- Born: Stephanie Faith Isuma 10 June 1991 (age 35) Kano State, Nigeria
- Education: Nnamdi Azikiwe University
- Occupation: Actress
- Years active: 2015–present

= Calabar Chic =

Nigerian actress

Stephanie Faith Isuma (born June 10, 1991) popularly known as Calabar Chic, is a Nigerian actress and content creator. She is from Yala, Cross River State, Calabar Chic started creating comic videos on social media using Ibibio-Efik accents.

== Early life and education ==
Calabar Chic was born in Kano State, Nigeria as the second out of six children. She further had her BSc in Mass communication from the Nnamdi Azikiwe University, and a degree in film editing from the Delyork Creative Academy Film School in Lagos State.

==Career==
Calabar Chic gained mainstream attention after her 15-second first ever video which she posted on her Instagram went viral in 2016. She started acting before creating comedy contents. She has been featured in several Nollywood films including Finding Me (2025) Jimi Bendel (2016), The Jimi Bendel Show (2018), City Crimes (2019), Fate of Alakada (2020), Kendra (2021), Aki and Pawpaw (2021).

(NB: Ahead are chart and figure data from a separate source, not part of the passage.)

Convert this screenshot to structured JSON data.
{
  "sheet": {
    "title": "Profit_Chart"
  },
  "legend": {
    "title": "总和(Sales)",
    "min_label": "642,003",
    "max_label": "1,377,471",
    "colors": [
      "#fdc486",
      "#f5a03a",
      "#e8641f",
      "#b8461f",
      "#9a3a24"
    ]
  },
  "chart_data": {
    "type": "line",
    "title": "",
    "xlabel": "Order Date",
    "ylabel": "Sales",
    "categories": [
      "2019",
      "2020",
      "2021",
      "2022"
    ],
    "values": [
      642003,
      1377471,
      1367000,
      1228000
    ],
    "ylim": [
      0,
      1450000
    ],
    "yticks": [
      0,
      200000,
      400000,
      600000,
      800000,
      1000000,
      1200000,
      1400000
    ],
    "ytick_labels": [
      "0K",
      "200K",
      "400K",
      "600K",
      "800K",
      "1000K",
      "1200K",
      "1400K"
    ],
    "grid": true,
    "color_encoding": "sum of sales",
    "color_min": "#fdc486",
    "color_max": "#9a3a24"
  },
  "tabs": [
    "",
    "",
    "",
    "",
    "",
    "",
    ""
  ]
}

Calabar Chic was named among the 12 Nigerian comedians to watch out in 2021 by The Netng.

==Personal life==
Calabar Chic has attempted suicide twice, and suffered from fibroids.

In 2016, Calabar Chic was stuck in a burning building but managed to crawl out, thus surviving with a few bruises. In 2018, she was reportedly kidnapped by the Fulani herdsmen alongside her friend, and were hostages for five days.